Twitter Stream Exploration
Twitter is a great source of live data, which can be used in many different areas, all concurring to the core of it’s functionality: social data. In this exploratory analysis I will go from extracting twitter data to doing some basic analysis on it.
For a live exploration of twitter data, the stream must be accessed. For more information on the twitter stream take a look at the documentation.
For this study the StreamListener from the tweetpy library will be used. I will also be using TextBlob for sentiment analysis and pandas, json and matplotlib for handling data.

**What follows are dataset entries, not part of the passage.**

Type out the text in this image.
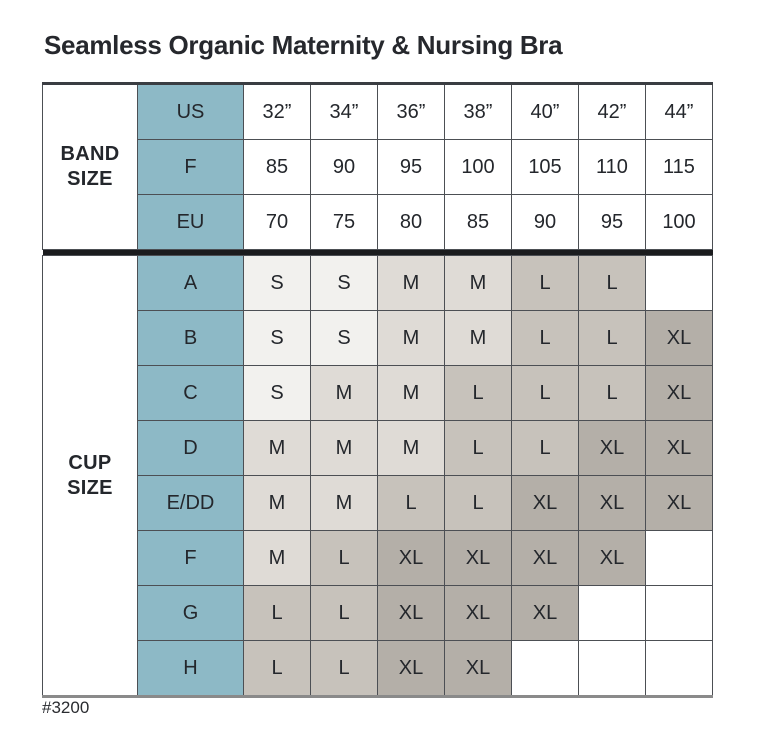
Seamless Organic Maternity & Nursing Bra
BAND SIZE	US	32”	34”	36”	38”	40”	42”	44”
	F	85	90	95	100	105	110	115
	EU	70	75	80	85	90	95	100

CUP SIZE	A	S	S	M	M	L	L	
	B	S	S	M	M	L	L	XL
	C	S	M	M	L	L	L	XL
	D	M	M	M	L	L	XL	XL
	E/DD	M	M	L	L	XL	XL	XL
	F	M	L	XL	XL	XL	XL	
	G	L	L	XL	XL	XL		
	H	L	L	XL	XL			
#3200
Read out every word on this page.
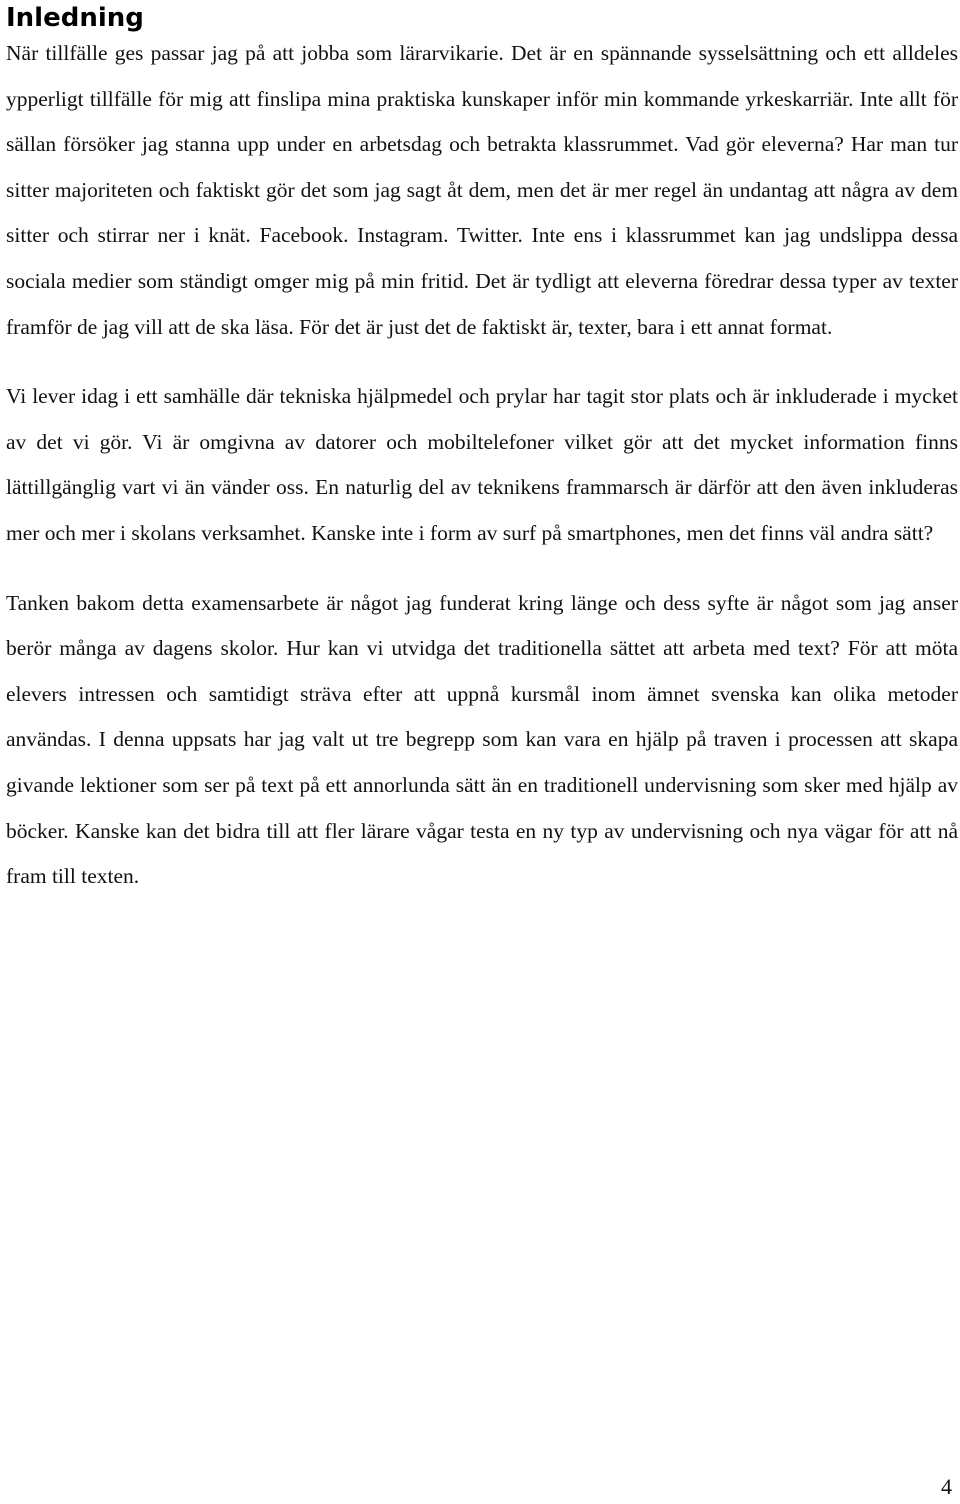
Inledning

När tillfälle ges passar jag på att jobba som lärarvikarie. Det är en spännande sysselsättning och ett alldeles ypperligt tillfälle för mig att finslipa mina praktiska kunskaper inför min kommande yrkeskarriär. Inte allt för sällan försöker jag stanna upp under en arbetsdag och betrakta klassrummet. Vad gör eleverna? Har man tur sitter majoriteten och faktiskt gör det som jag sagt åt dem, men det är mer regel än undantag att några av dem sitter och stirrar ner i knät. Facebook. Instagram. Twitter. Inte ens i klassrummet kan jag undslippa dessa sociala medier som ständigt omger mig på min fritid. Det är tydligt att eleverna föredrar dessa typer av texter framför de jag vill att de ska läsa. För det är just det de faktiskt är, texter, bara i ett annat format.

Vi lever idag i ett samhälle där tekniska hjälpmedel och prylar har tagit stor plats och är inkluderade i mycket av det vi gör. Vi är omgivna av datorer och mobiltelefoner vilket gör att det mycket information finns lättillgänglig vart vi än vänder oss. En naturlig del av teknikens frammarsch är därför att den även inkluderas mer och mer i skolans verksamhet. Kanske inte i form av surf på smartphones, men det finns väl andra sätt?

Tanken bakom detta examensarbete är något jag funderat kring länge och dess syfte är något som jag anser berör många av dagens skolor. Hur kan vi utvidga det traditionella sättet att arbeta med text? För att möta elevers intressen och samtidigt sträva efter att uppnå kursmål inom ämnet svenska kan olika metoder användas. I denna uppsats har jag valt ut tre begrepp som kan vara en hjälp på traven i processen att skapa givande lektioner som ser på text på ett annorlunda sätt än en traditionell undervisning som sker med hjälp av böcker. Kanske kan det bidra till att fler lärare vågar testa en ny typ av undervisning och nya vägar för att nå fram till texten.

4
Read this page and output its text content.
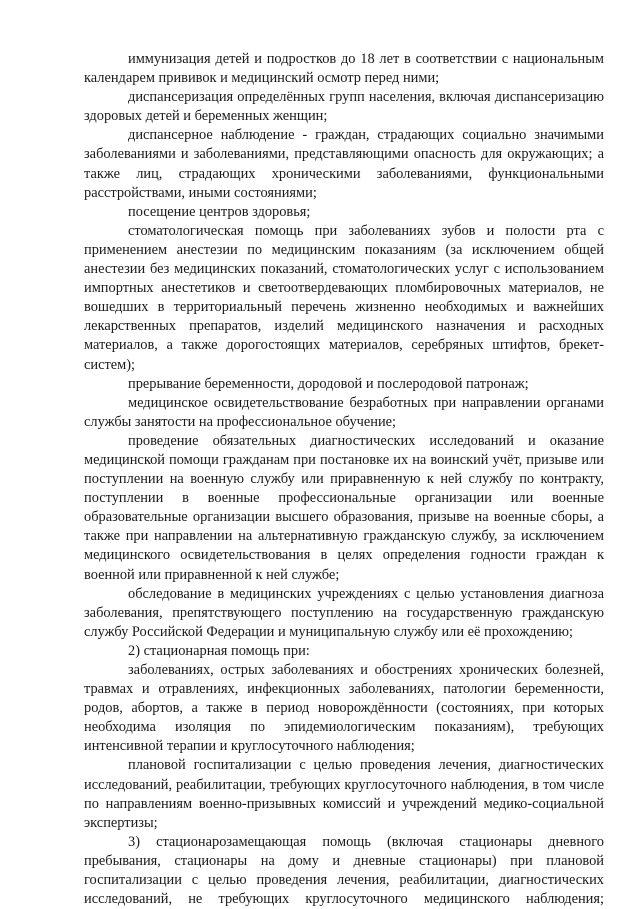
иммунизация детей и подростков до 18 лет в соответствии с национальным календарем прививок и медицинский осмотр перед ними;

диспансеризация определённых групп населения, включая диспансеризацию здоровых детей и беременных женщин;

диспансерное наблюдение - граждан, страдающих социально значимыми заболеваниями и заболеваниями, представляющими опасность для окружающих; а также лиц, страдающих хроническими заболеваниями, функциональными расстройствами, иными состояниями;

посещение центров здоровья;

стоматологическая помощь при заболеваниях зубов и полости рта с применением анестезии по медицинским показаниям (за исключением общей анестезии без медицинских показаний, стоматологических услуг с использованием импортных анестетиков и светоотвердевающих пломбировочных материалов, не вошедших в территориальный перечень жизненно необходимых и важнейших лекарственных препаратов, изделий медицинского назначения и расходных материалов, а также дорогостоящих материалов, серебряных штифтов, брекет-систем);

прерывание беременности, дородовой и послеродовой патронаж;

медицинское освидетельствование безработных при направлении органами службы занятости на профессиональное обучение;

проведение обязательных диагностических исследований и оказание медицинской помощи гражданам при постановке их на воинский учёт, призыве или поступлении на военную службу или приравненную к ней службу по контракту, поступлении в военные профессиональные организации или военные образовательные организации высшего образования, призыве на военные сборы, а также при направлении на альтернативную гражданскую службу, за исключением медицинского освидетельствования в целях определения годности граждан к военной или приравненной к ней службе;

обследование в медицинских учреждениях с целью установления диагноза заболевания, препятствующего поступлению на государственную гражданскую службу Российской Федерации и муниципальную службу или её прохождению;

2) стационарная помощь при:

заболеваниях, острых заболеваниях и обострениях хронических болезней, травмах и отравлениях, инфекционных заболеваниях, патологии беременности, родов, абортов, а также в период новорождённости (состояниях, при которых необходима изоляция по эпидемиологическим показаниям), требующих интенсивной терапии и круглосуточного наблюдения;

плановой госпитализации с целью проведения лечения, диагностических исследований, реабилитации, требующих круглосуточного наблюдения, в том числе по направлениям военно-призывных комиссий и учреждений медико-социальной экспертизы;

3) стационарозамещающая помощь (включая стационары дневного пребывания, стационары на дому и дневные стационары) при плановой госпитализации с целью проведения лечения, реабилитации, диагностических исследований, не требующих круглосуточного медицинского наблюдения;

from tweepy.streaming import StreamListener
from tweepy import Stream
from tweepy import OAuthHandler
from textblob import TextBlob
import json
import pandas as pd
%matplotlib inline
import matplotlib.pyplot as plt
Import keys
I usually have a git-ignored file with personal configurations in my repos. In this case the file is myKeys.py
and contains my oauth keys. These are my personal keys, you can get yours here.
import myKeys
api_key = myKeys.api_key
api_secret = myKeys.api_secret
access_token_key = myKeys.access_token_key
access_token_secret = myKeys.access_token_secret
Create a listener to handle everey tweet
This class defines a handler for the tweet event. This class is the spine of this exploration’s processing. It receives every tweet and loads it from the json format, along with the tweet sentiment into a pandas DataFrame. It adds the score of every tweet to a sentimentIntegral variable that stores the result score of the labels being tracked.
class ColorListener(StreamListener):
def __init__(self):
self.sentimentIntegral = 0
self.tweets = pd.DataFrame(columns=('tweet', 'sentiment'))
def on_data(self, data):
try:
tweet = json.loads(data)
blob = TextBlob(tweet['text'])
self.sentimentIntegral += blob.sentiment[0]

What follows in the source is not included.